Bufferin aspirin or Preparation H hemorrhoid cream went right into Johnny's soft head and stayed forever. But because he was demented, the sentences, although perfect, came out flat and totally deflated, sounding like a computer voice. "_Char-lie says love my Good & Plen-ty_!"

Being near him now was like bringing a bouquet of fresh flowers up to my nose. The smell of nostalgia was overpowering.

He looked to the left and right. Then in an exaggerated gesture, he pulled up his sleeve and looked at his wristwatch. I noticed the dial face was a picture of Arnold Schwarzenegger in _The Terminator_. "I have to go now. I

have to get home to watch television."

I put out a hand and touched his arm. It was very warm. "Johnny, do you remember Pauline Ostrova? Do you remember her name?"

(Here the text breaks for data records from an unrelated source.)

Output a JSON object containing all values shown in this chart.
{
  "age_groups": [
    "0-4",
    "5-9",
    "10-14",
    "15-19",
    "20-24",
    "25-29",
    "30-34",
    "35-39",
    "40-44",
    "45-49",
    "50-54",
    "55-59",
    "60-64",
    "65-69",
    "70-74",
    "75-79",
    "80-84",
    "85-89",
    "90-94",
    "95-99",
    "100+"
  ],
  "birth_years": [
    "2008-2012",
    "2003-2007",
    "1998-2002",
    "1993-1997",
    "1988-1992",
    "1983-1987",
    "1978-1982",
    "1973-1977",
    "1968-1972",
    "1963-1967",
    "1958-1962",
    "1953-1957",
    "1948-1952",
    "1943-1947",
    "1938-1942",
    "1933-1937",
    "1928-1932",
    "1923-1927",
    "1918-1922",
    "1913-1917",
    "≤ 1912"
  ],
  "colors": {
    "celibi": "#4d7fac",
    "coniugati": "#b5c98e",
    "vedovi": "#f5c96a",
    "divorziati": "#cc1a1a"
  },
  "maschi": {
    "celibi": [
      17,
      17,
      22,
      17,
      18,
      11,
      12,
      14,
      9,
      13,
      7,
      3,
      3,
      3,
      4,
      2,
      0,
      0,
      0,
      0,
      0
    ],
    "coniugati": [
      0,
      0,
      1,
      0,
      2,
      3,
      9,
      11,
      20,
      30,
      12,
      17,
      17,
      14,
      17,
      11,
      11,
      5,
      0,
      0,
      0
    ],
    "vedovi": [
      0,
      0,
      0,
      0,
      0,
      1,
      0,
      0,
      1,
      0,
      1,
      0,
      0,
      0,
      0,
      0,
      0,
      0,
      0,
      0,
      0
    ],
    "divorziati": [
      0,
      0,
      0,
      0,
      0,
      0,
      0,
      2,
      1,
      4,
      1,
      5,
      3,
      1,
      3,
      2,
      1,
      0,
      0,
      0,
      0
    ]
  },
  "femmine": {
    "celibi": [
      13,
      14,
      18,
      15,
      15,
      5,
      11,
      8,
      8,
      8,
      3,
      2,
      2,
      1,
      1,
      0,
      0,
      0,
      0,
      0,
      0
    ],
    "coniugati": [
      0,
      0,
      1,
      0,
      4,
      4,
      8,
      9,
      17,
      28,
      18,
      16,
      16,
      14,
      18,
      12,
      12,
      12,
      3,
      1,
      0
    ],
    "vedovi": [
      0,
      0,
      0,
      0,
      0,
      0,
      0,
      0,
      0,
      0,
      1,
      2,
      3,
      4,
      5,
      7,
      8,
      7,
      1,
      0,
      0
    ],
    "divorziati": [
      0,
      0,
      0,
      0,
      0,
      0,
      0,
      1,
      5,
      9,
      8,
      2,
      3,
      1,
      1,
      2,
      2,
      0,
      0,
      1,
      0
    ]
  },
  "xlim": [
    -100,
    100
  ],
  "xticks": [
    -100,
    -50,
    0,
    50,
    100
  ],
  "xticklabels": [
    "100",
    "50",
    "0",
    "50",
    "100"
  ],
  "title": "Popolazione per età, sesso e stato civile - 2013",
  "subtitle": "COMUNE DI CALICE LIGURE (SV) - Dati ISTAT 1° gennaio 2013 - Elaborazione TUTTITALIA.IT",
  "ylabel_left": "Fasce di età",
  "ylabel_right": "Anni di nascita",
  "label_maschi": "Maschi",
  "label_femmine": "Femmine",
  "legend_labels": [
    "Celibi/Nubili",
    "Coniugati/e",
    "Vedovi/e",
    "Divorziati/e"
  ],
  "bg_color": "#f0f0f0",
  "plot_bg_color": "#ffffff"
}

He narrowed his eyes, touched his chin and looked at the sky. He began to hum. For a moment I wondered if he had forgotten my question.

"No. I don't remember her."

"Okay. Well, it was nice seeing you again, Johnny."

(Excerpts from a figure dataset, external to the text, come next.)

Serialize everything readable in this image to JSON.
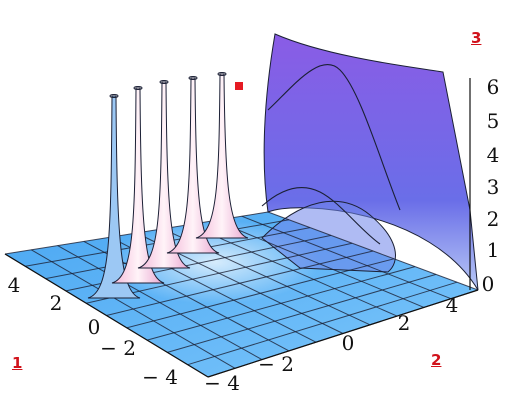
{
  "chart_data": {
    "type": "surface3d",
    "title": "",
    "axes": {
      "x": {
        "label": "",
        "range": [
          -4,
          4
        ],
        "ticks": [
          -4,
          -2,
          0,
          2,
          4
        ]
      },
      "y": {
        "label": "",
        "range": [
          -4,
          4
        ],
        "ticks": [
          -4,
          -2,
          0,
          2,
          4
        ]
      },
      "z": {
        "label": "",
        "range": [
          0,
          6
        ],
        "ticks": [
          0,
          1,
          2,
          3,
          4,
          5,
          6
        ]
      }
    },
    "x_tick_labels": [
      "4",
      "2",
      "0",
      "− 2",
      "− 4"
    ],
    "y_tick_labels": [
      "− 4",
      "− 2",
      "0",
      "2",
      "4"
    ],
    "z_tick_labels": [
      "0",
      "1",
      "2",
      "3",
      "4",
      "5",
      "6"
    ],
    "spike_count": 5,
    "colors": {
      "surface_low": "#5fb4f4",
      "surface_high": "#8a5ce6",
      "spike_color": "#f6cfe4",
      "mesh": "#1b2035",
      "marker": "#d1121b"
    }
  },
  "annotations": {
    "marker_1": "1",
    "marker_2": "2",
    "marker_3": "3"
  }
}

"It was my great pleasure." Surprisingly, he put out his big hand and we shook. His face didn't change expression when he abruptly turned and strode off.

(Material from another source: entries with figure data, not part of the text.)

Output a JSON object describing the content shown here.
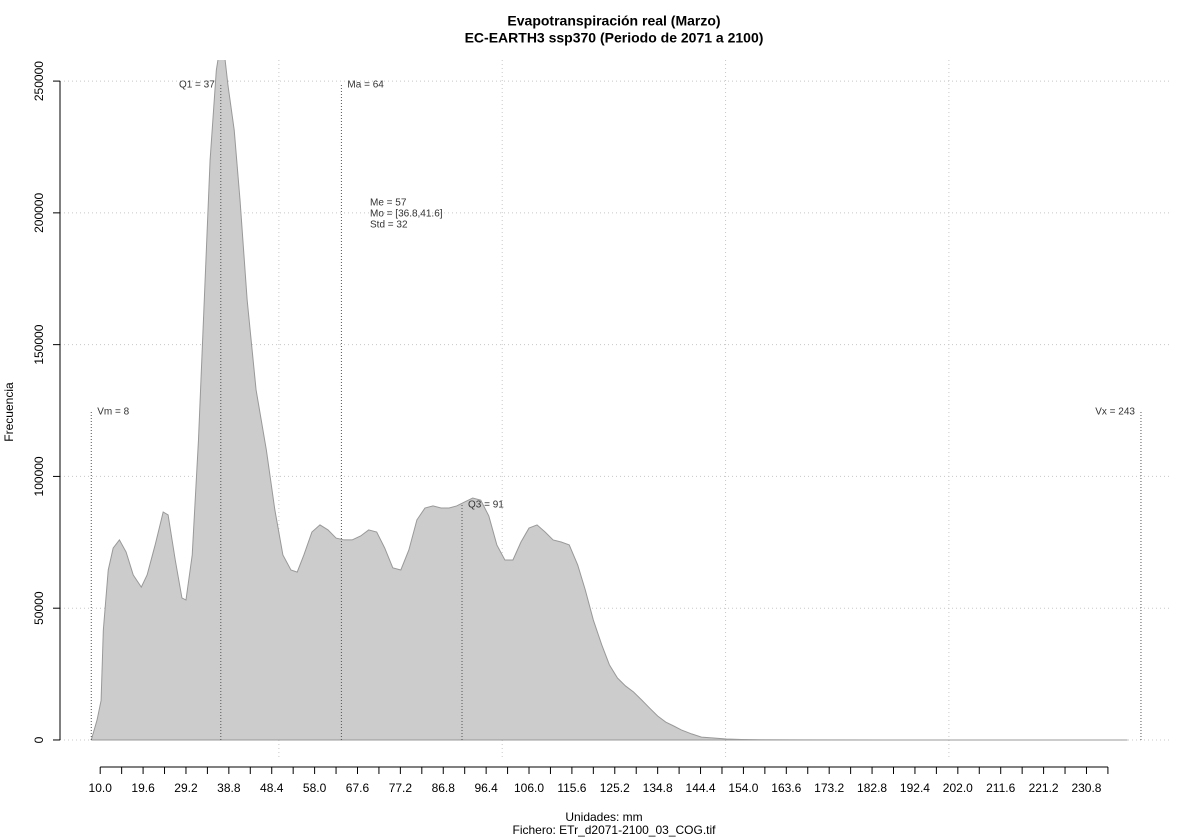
{
  "chart_data": {
    "type": "area",
    "title": "Evapotranspiración real (Marzo)",
    "subtitle": "EC-EARTH3 ssp370 (Periodo de 2071 a 2100)",
    "x_label": "Unidades: mm",
    "footnote": "Fichero: ETr_d2071-2100_03_COG.tif",
    "y_label": "Frecuencia",
    "color": "#cccccc",
    "line_color": "#999999",
    "x": [
      8,
      9.3,
      10.2,
      10.7,
      11.8,
      12.9,
      14.3,
      15.8,
      17.4,
      19.2,
      20.5,
      22.3,
      24.1,
      25.2,
      26.8,
      28.3,
      29.2,
      30.6,
      32.0,
      33.3,
      34.6,
      36.0,
      37.3,
      38.6,
      40.0,
      41.3,
      42.9,
      44.9,
      47.2,
      49.1,
      50.9,
      52.7,
      54.1,
      55.6,
      57.4,
      59.2,
      61.0,
      62.8,
      64.6,
      66.4,
      68.3,
      70.1,
      71.9,
      73.7,
      75.5,
      77.3,
      79.1,
      80.9,
      82.7,
      84.5,
      86.3,
      88.1,
      89.8,
      91.6,
      93.4,
      95.2,
      97.0,
      98.8,
      100.6,
      102.4,
      104.2,
      106.0,
      107.8,
      109.6,
      111.4,
      113.2,
      115.0,
      116.9,
      118.6,
      120.4,
      122.3,
      124.0,
      125.8,
      127.6,
      129.4,
      131.2,
      133.0,
      134.8,
      136.6,
      138.4,
      140.1,
      142.4,
      144.6,
      147.3,
      150.2,
      153.6,
      158,
      167,
      189,
      240
    ],
    "values": [
      0,
      7600,
      15000,
      41700,
      64500,
      72800,
      75900,
      71300,
      62600,
      58000,
      62600,
      74000,
      86500,
      85400,
      68300,
      53900,
      53100,
      70200,
      113800,
      166900,
      220000,
      254200,
      268000,
      248500,
      231400,
      204900,
      166900,
      132800,
      110000,
      87300,
      70200,
      64500,
      63700,
      70200,
      78900,
      81600,
      79700,
      76600,
      75900,
      75900,
      77400,
      79700,
      78900,
      72800,
      65300,
      64500,
      72100,
      83500,
      88000,
      88800,
      88000,
      88000,
      88800,
      90300,
      91800,
      91000,
      85000,
      74000,
      68300,
      68300,
      75100,
      80400,
      81600,
      78900,
      75900,
      75100,
      74000,
      66400,
      56900,
      45500,
      36000,
      28500,
      23500,
      20500,
      18200,
      15200,
      12100,
      9100,
      6800,
      5300,
      3800,
      2300,
      1100,
      760,
      380,
      190,
      80,
      20,
      0,
      0
    ],
    "xlim": [
      1,
      249.5
    ],
    "ylim": [
      -7600,
      258000
    ],
    "xticks": [
      {
        "value": 10,
        "label": "10.0"
      },
      {
        "value": 19.6,
        "label": "19.6"
      },
      {
        "value": 29.2,
        "label": "29.2"
      },
      {
        "value": 38.8,
        "label": "38.8"
      },
      {
        "value": 48.4,
        "label": "48.4"
      },
      {
        "value": 58,
        "label": "58.0"
      },
      {
        "value": 67.6,
        "label": "67.6"
      },
      {
        "value": 77.2,
        "label": "77.2"
      },
      {
        "value": 86.8,
        "label": "86.8"
      },
      {
        "value": 96.4,
        "label": "96.4"
      },
      {
        "value": 106,
        "label": "106.0"
      },
      {
        "value": 115.6,
        "label": "115.6"
      },
      {
        "value": 125.2,
        "label": "125.2"
      },
      {
        "value": 134.8,
        "label": "134.8"
      },
      {
        "value": 144.4,
        "label": "144.4"
      },
      {
        "value": 154,
        "label": "154.0"
      },
      {
        "value": 163.6,
        "label": "163.6"
      },
      {
        "value": 173.2,
        "label": "173.2"
      },
      {
        "value": 182.8,
        "label": "182.8"
      },
      {
        "value": 192.4,
        "label": "192.4"
      },
      {
        "value": 202,
        "label": "202.0"
      },
      {
        "value": 211.6,
        "label": "211.6"
      },
      {
        "value": 221.2,
        "label": "221.2"
      },
      {
        "value": 230.8,
        "label": "230.8"
      }
    ],
    "xminorticks": [
      14.8,
      24.4,
      34,
      43.6,
      53.2,
      62.8,
      72.4,
      82,
      91.6,
      101.2,
      110.8,
      120.4,
      130,
      139.6,
      149.2,
      158.8,
      168.4,
      178,
      187.6,
      197.2,
      206.8,
      216.4,
      226,
      235.6
    ],
    "xgrid": [
      50,
      100,
      150,
      200
    ],
    "yticks": [
      0,
      50000,
      100000,
      150000,
      200000,
      250000
    ],
    "grid": true,
    "markers": [
      {
        "label": "Vm = 8",
        "value": 8
      },
      {
        "label": "Q1 = 37",
        "value": 37
      },
      {
        "label": "Ma = 64",
        "value": 64
      },
      {
        "label": "Q3 = 91",
        "value": 91
      },
      {
        "label": "Vx = 243",
        "value": 243
      }
    ],
    "stats": [
      "Me = 57",
      "Mo = [36.8,41.6]",
      "Std = 32"
    ]
  }
}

Watching him walk away, I remembered the _old_ Club Soda Johnny, Frannie McCabe, Suzy Nicholls, Barbara Thilly . . . so many others. I remembered summer days in the town park, bored out of our skulls, happy to see crazy Johnny because he was a welcome five-minute diversion. We had so much time on our hands in those days. About all we had _was_ time. Always waiting for something to happen without ever quite knowing what. Something about to happen, someone about to come and save our day, week . . . from just _being_.

Johnny stopped, spun around and looked at me impassively. "Pauline is dead. You're joking around with me. She was killed a long time ago."

"That's right, Johnny. A hell of a long time."

I drove past Sacred Heart Church, Stumpel Ford, Power's Stationery Store. It's interesting how some shops, no matter how many times they change owners, always stay the same. Most locations go from pizzeria to boutique to whatever every few years. The stationery store in Crane's View had a new owner but was still the place to buy a newspaper, rubber bands, candy. As a kid, my first allowance had been twenty-five cents. Enough to buy a Payday candy bar and a _Sugar and Spike_ comic book there. I'd walk out not knowing what to do first -- open the comic or the Payday. Usually I'd do both at once -- read, eat, cross the street without looking and not realize until I got home that I'd finished everything.